Олли улыбнулся. Отпил вино из бокала. Он не вмешивался в их спор, почти всегда молчал, молчал и улыбался.
— Ты странный человек, Игорь, — сказал Данила.
— Может быть.
— У нас ничего не получится.
— Может быть.
— Что им, таким, твой Мастер?
— Он гений, Данила.
— А не он ли сказал: «Публика на удивление тяжела. Она прощает все, кроме гениальности»? Вспомни, что они сделали с ним, чем он кончил! А ведь тогда, век назад, были совсем другие люди и время было другое.
— Тебе жаль его?
— Да.
— И мне, — вдруг подал голос Олли. Верховцев поблагодарил их мягким взглядом. Небрежно откинул светлую прядь со лба. «Па-а-цалуй меня! Ну па-а-цалуй, пра-а-шу-у!» — хрипела в микрофон старая знаменитая певица. Олли поморщился.
— Плохая поэзия возникает всегда из искреннего чувства, — заметил Верховцев. — Взгляните, у нее на щеках — слезы. Она вспоминает в этот самый миг всю свою жизнь. Слезы, смывающие румяна, — что может быть естественнее? Быть естественным, Олли, — значит быть очевидным. А быть очевидным значит быть безыскусным. Отсюда и плохая поэзия.
— Мне здесь не нравится, — сказал Олли.
— Скоро мы уйдем. — Данила выбрал в вазе самое крупное яблоко и протянул ему, как ребенку игрушку. — На. Искусство, как говорил Мастер, отражает не жизнь, а зрителя. Какого же зрителя ты найдешь здесь, среди них? Каким же будет это твое искусство?

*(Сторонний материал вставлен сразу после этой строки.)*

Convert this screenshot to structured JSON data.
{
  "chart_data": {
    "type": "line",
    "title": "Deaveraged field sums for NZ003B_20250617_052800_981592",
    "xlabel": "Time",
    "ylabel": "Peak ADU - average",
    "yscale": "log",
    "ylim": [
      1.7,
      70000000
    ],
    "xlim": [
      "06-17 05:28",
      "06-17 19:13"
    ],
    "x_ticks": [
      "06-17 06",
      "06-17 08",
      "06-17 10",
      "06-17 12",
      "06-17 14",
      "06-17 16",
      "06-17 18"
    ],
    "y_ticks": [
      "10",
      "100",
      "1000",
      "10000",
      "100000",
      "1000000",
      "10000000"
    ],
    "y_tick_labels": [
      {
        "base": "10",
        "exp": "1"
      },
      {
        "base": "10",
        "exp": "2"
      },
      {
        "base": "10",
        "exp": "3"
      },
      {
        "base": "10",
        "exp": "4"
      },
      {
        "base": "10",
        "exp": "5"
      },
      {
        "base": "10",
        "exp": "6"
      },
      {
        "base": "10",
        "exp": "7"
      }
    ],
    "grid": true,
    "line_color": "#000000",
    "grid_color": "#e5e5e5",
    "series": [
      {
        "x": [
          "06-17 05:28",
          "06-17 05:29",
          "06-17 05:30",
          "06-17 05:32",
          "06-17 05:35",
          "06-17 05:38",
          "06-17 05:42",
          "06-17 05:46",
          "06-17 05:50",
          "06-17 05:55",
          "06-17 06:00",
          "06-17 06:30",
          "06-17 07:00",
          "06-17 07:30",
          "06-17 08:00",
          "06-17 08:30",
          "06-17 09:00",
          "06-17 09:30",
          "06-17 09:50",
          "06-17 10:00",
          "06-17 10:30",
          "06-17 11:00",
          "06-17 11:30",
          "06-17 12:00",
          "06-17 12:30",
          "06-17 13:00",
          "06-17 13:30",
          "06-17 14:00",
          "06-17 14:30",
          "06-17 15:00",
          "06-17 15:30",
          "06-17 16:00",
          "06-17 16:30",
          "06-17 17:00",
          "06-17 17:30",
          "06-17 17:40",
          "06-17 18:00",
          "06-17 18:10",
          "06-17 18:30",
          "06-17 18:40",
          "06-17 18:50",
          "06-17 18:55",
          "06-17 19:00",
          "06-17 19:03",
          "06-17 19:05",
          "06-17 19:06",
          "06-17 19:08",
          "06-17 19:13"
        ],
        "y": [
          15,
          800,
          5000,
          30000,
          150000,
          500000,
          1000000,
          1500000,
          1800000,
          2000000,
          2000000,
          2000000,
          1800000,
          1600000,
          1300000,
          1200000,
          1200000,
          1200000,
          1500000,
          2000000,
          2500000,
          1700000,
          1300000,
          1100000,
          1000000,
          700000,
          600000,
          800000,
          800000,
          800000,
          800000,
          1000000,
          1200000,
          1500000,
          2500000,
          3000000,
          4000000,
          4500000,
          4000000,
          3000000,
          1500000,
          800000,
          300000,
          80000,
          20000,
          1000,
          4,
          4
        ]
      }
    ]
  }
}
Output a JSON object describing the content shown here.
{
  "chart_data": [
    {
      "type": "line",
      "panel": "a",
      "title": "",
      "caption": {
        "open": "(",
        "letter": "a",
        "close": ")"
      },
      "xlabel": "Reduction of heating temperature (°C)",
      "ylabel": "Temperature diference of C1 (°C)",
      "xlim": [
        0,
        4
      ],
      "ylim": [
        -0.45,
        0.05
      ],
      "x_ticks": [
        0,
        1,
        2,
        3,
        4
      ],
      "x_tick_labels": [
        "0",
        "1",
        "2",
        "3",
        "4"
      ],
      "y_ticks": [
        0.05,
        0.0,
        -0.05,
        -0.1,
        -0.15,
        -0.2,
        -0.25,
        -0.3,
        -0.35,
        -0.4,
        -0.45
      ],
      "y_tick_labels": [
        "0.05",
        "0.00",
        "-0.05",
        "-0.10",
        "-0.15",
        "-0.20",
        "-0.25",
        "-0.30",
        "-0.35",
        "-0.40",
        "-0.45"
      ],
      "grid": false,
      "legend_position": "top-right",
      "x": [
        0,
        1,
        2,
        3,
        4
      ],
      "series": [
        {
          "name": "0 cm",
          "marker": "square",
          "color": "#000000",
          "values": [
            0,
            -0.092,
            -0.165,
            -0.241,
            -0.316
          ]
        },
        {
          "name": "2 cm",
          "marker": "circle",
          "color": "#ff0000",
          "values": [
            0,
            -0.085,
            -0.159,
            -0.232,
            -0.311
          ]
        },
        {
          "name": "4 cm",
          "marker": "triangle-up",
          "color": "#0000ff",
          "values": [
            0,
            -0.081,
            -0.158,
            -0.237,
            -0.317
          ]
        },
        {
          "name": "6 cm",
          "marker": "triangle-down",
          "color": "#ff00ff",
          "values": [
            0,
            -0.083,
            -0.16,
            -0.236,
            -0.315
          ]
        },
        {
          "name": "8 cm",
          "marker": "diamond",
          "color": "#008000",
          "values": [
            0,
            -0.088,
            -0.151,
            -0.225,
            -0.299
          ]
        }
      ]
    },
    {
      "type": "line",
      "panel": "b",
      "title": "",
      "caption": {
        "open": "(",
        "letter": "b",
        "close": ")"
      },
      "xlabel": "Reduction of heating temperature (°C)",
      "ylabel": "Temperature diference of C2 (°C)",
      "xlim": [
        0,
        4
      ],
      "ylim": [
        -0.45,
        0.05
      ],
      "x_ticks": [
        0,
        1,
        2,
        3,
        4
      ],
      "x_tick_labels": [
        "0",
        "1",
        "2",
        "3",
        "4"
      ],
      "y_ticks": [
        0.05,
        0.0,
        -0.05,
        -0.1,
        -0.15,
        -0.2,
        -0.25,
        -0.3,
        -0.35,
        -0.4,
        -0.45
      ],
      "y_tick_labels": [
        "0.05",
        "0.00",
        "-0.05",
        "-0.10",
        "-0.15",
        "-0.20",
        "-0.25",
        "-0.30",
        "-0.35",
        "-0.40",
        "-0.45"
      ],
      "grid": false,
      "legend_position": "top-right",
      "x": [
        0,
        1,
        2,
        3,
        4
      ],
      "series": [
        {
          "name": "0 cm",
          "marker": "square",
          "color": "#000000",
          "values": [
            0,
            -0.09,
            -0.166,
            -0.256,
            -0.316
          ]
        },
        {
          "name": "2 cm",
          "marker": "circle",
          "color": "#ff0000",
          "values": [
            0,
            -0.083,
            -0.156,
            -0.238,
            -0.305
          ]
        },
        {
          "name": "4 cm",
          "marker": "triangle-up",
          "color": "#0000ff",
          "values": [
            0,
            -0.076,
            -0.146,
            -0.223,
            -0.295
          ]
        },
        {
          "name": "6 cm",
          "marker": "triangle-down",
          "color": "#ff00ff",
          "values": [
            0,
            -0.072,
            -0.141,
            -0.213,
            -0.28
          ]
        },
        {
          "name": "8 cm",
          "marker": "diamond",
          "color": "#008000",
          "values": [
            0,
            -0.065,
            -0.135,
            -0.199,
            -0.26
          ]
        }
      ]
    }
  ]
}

— В наш уродливый век, — вздохнул Верховцев, — поэзия, музыка, театр, кинематограф черпают вдохновение не из жизни, не от зрителя, а друг у друга. Я не собираюсь ничего отражать. Я просто покажу то, что нравится мне. Я поделюсь, понимаешь? Поделюсь не со всеми, нет. Не со всей этой толпой разряженных скотов. Нет, сначала я выберу среди них единственного, достойного не оценить — на это я не надеюсь, — но хотя бы понять. Я поделюсь только с ним и заставлю его взглянуть на некоторые вещи моими глазами. Потом, опомнившись, он о своем впечатлении расскажет другим, а потом...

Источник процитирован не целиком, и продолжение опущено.